Subsequently, TBlastN searches were performed to screen the NCBI genome databases of bacteria, archaea, and unicellular eukaryotes using truncated sequences of CelANK and HsaANK-B containing the last six ANK-repeats and the SBD, as well as their full-length sequences. Although our searches confirmed the abundance of ANK-repeat containing sequences in the genome databases (Bork 1993Go; Mosavi et al. 2004Go), no significant sequence similarities with the SBD could be identified in these sequences. The identification of bacterial homologs of eukaryotic cytoskeletal proteins has advanced our understanding of bacterial cell biology (Gitai 2005Go). To date, however, there is no evidence from genomic database searches to support the presence of ankyrins outside the metazoan phyla. Possibly, ankyrin and spectrin proteins evolved during the transition to the metazoans to form spatially organized cellular domains and to facilitate cell-cell and intracellular communications (Bennett and Baines 2001Go). But it should be pointed out that, as demonstrated in structural and functional comparison between prokaryotic and eukaryotic cytoskeletal proteins (Amos, van den Ent, and Lowe 2004Go), the SBD sequence of the primordial ankyrin molecule might be too divergent to allow identification by the current database search model based on pairwise sequence comparisons.

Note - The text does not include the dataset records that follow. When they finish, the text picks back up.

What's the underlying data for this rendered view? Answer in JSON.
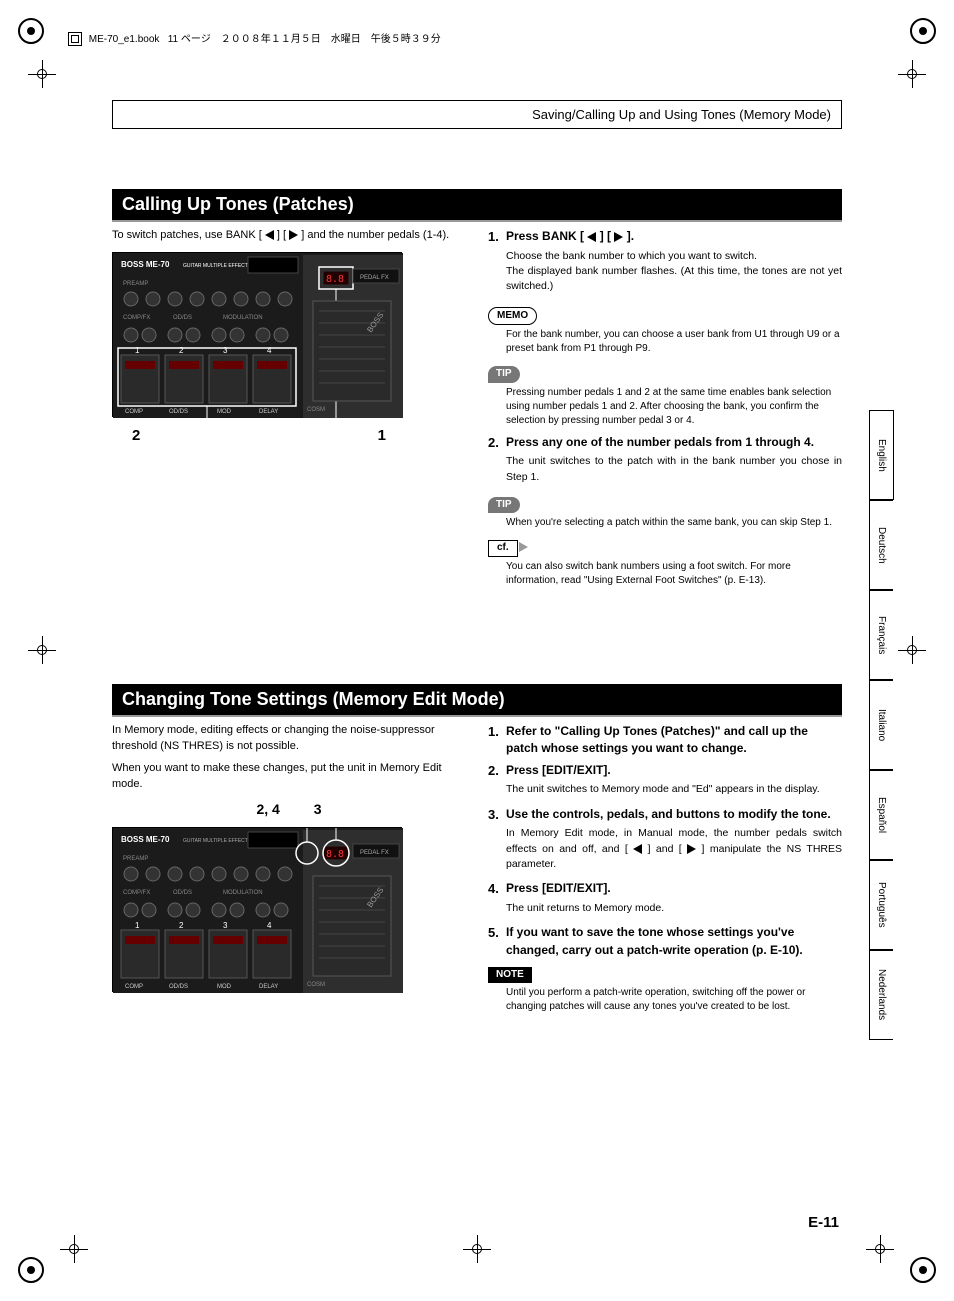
{
  "header": {
    "filename": "ME-70_e1.book",
    "page_meta": "11 ページ　２００８年１１月５日　水曜日　午後５時３９分"
  },
  "chapter_title": "Saving/Calling Up and Using Tones (Memory Mode)",
  "section1": {
    "title": "Calling Up Tones (Patches)",
    "intro_a": "To switch patches, use BANK [",
    "intro_b": "] [",
    "intro_c": "] and the number pedals (1-4).",
    "callout_left": "2",
    "callout_right": "1",
    "steps": [
      {
        "num": "1.",
        "title_a": "Press BANK [",
        "title_b": "] [",
        "title_c": "].",
        "body": "Choose the bank number to which you want to switch.\nThe displayed bank number flashes. (At this time, the tones are not yet switched.)"
      },
      {
        "num": "2.",
        "title": "Press any one of the number pedals from 1 through 4.",
        "body": "The unit switches to the patch with in the bank number you chose in Step 1."
      }
    ],
    "memo": {
      "label": "MEMO",
      "body": "For the bank number, you can choose a user bank from U1 through U9 or a preset bank from P1 through P9."
    },
    "tip1": {
      "label": "TIP",
      "body": "Pressing number pedals 1 and 2 at the same time enables bank selection using number pedals 1 and 2. After choosing the bank, you confirm the selection by pressing number pedal 3 or 4."
    },
    "tip2": {
      "label": "TIP",
      "body": "When you're selecting a patch within the same bank, you can skip Step 1."
    },
    "cf": {
      "label": "cf.",
      "body": "You can also switch bank numbers using a foot switch. For more information, read \"Using External Foot Switches\" (p. E-13)."
    }
  },
  "section2": {
    "title": "Changing Tone Settings (Memory Edit Mode)",
    "intro1": "In Memory mode, editing effects or changing the noise-suppressor threshold (NS THRES) is not possible.",
    "intro2": "When you want to make these changes, put the unit in Memory Edit mode.",
    "callout_left": "2, 4",
    "callout_right": "3",
    "steps": [
      {
        "num": "1.",
        "title": "Refer to \"Calling Up Tones (Patches)\" and call up the patch whose settings you want to change.",
        "body": ""
      },
      {
        "num": "2.",
        "title": "Press [EDIT/EXIT].",
        "body": "The unit switches to Memory mode and \"Ed\" appears in the display."
      },
      {
        "num": "3.",
        "title": "Use the controls, pedals, and buttons to modify the tone.",
        "body_a": "In Memory Edit mode, in Manual mode, the number pedals switch effects on and off, and [",
        "body_b": "] and [",
        "body_c": "] manipulate the NS THRES parameter."
      },
      {
        "num": "4.",
        "title": "Press [EDIT/EXIT].",
        "body": "The unit returns to Memory mode."
      },
      {
        "num": "5.",
        "title": "If you want to save the tone whose settings you've changed, carry out a patch-write operation (p. E-10).",
        "body": ""
      }
    ],
    "note": {
      "label": "NOTE",
      "body": "Until you perform a patch-write operation, switching off the power or changing patches will cause any tones you've created to be lost."
    }
  },
  "diagram": {
    "brand": "BOSS ME-70",
    "subbrand": "GUITAR MULTIPLE EFFECTS",
    "row_labels": [
      "PREAMP",
      "COMP/FX",
      "OD/DS",
      "MODULATION"
    ],
    "pedals": [
      "COMP",
      "OD/DS",
      "MOD",
      "DELAY"
    ],
    "pedal_nums": [
      "1",
      "2",
      "3",
      "4"
    ],
    "side": "BOSS",
    "cosm": "COSM",
    "display": "8.8",
    "pedal_label": "PEDAL FX"
  },
  "lang_tabs": [
    "English",
    "Deutsch",
    "Français",
    "Italiano",
    "Español",
    "Português",
    "Nederlands"
  ],
  "page_number": "E-11"
}
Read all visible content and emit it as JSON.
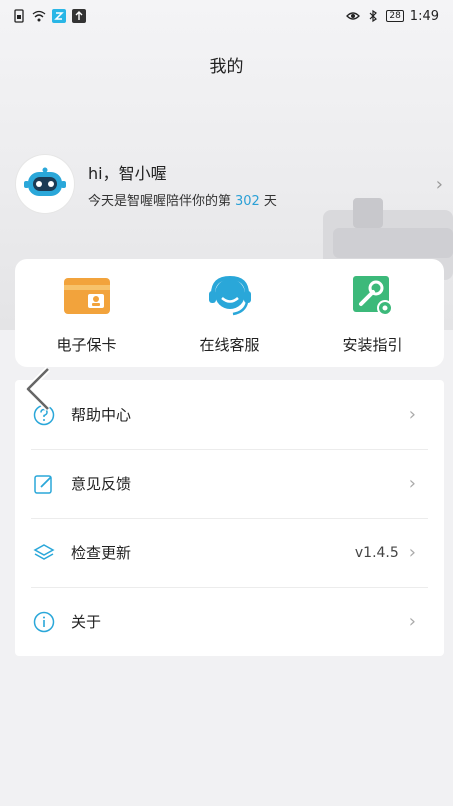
{
  "statusbar": {
    "time": "1:49",
    "battery": "28"
  },
  "header": {
    "title": "我的"
  },
  "profile": {
    "greeting": "hi，智小喔",
    "days_prefix": "今天是智喔喔陪伴你的第",
    "days_count": "302",
    "days_suffix": "天"
  },
  "quick_actions": [
    {
      "label": "电子保卡",
      "icon": "warranty-card-icon"
    },
    {
      "label": "在线客服",
      "icon": "customer-service-icon"
    },
    {
      "label": "安装指引",
      "icon": "install-guide-icon"
    }
  ],
  "menu": [
    {
      "label": "帮助中心",
      "icon": "help-icon",
      "value": ""
    },
    {
      "label": "意见反馈",
      "icon": "feedback-icon",
      "value": ""
    },
    {
      "label": "检查更新",
      "icon": "update-layers-icon",
      "value": "v1.4.5"
    },
    {
      "label": "关于",
      "icon": "info-icon",
      "value": ""
    }
  ],
  "colors": {
    "accent": "#2ba0d6",
    "card_orange": "#f2a33c",
    "guide_green": "#3cb97a"
  }
}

This problem could potentially be resolved by combining sequence alignments with comparisons of superposed three-dimensional structure of functional domains (Stevens 2005Go), which requires determination of the structure of the SBD in the future.

In summary, this work has presented a comprehensive bioinformatics study of the ankyrin gene family, integrating genomic and phylogenetic analyses. Ankyrin genes were duplicated separately in arthropod and vertebrate lineages. Expansion of the vertebrate ankyrins appears to have resulted from segmental genome duplications. A novel model for the putative ankyrin ancestor has been proposed. These findings build a foundation for future studies concerning structural, functional, and evolutionary analyses of ankyrins and possibly other cytoskeletal proteins.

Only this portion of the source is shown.